Number Partitions

In mathematics, a partition of a number $ N $ is a set of numbers (less than or equal to $ N $) whose sum is $ N $.

The partition counting function $ p(n) $ counts the number of partitions of an integer $ n $.

In 1918, Hardy and Ramanujan have found an approximation of $ p(n) $ for big numbers $ n $ :

$$ p(n) \sim \frac{1}{4n \sqrt{3}} ~ e^{\pi \sqrt{\frac{2n}{3}}} $$

Partitions of a number are used to solve the change-making problem and to list the ways of give back money for a list of given coins/notes.

Distinct partitions of an integer are partitions where the integers in the sum are all distinct from each other.

Non-distinct partitions include repeated numbers.
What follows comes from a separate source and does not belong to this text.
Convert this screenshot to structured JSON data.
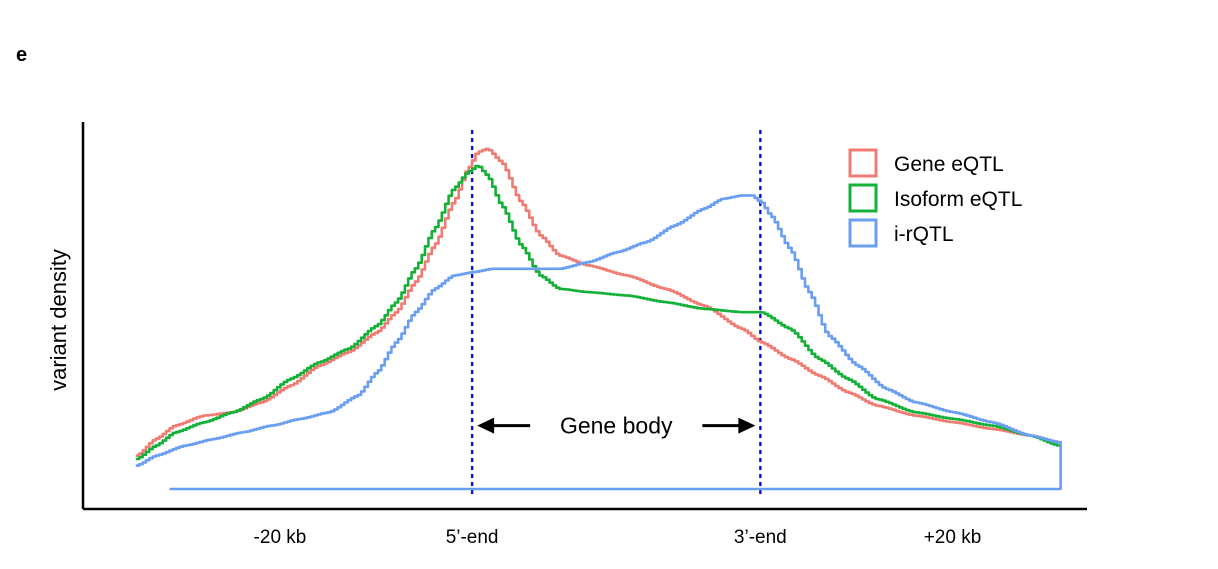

Ferrers diagrams are graphical representations of the partitions of a number using dots or boxes in rows.

Each row represents a number in the partition sum. Ferrers diagrams are a visual way to study the partitions of a number and understand their structure.

The Ramanujan congruences, discovered by the mathematician Srinivasa Ramanujan, are particularly remarkable congruences that concern the partition function p(n).

$$ \begin{align} p(5k+4) & \equiv 0 \pmod{5} \\ p(7k+5) & \equiv 0 \pmod{7} \\ p(11k+6) & \equiv 0 \pmod{11} \end{align} $$

— Partitions into even parts: All the terms of the partition are even.

— Partitions into odd parts: All the terms of the partition are odd.

This is a partition where all terms are identical.

These partitions are predictable by knowing the list of divisors of the number.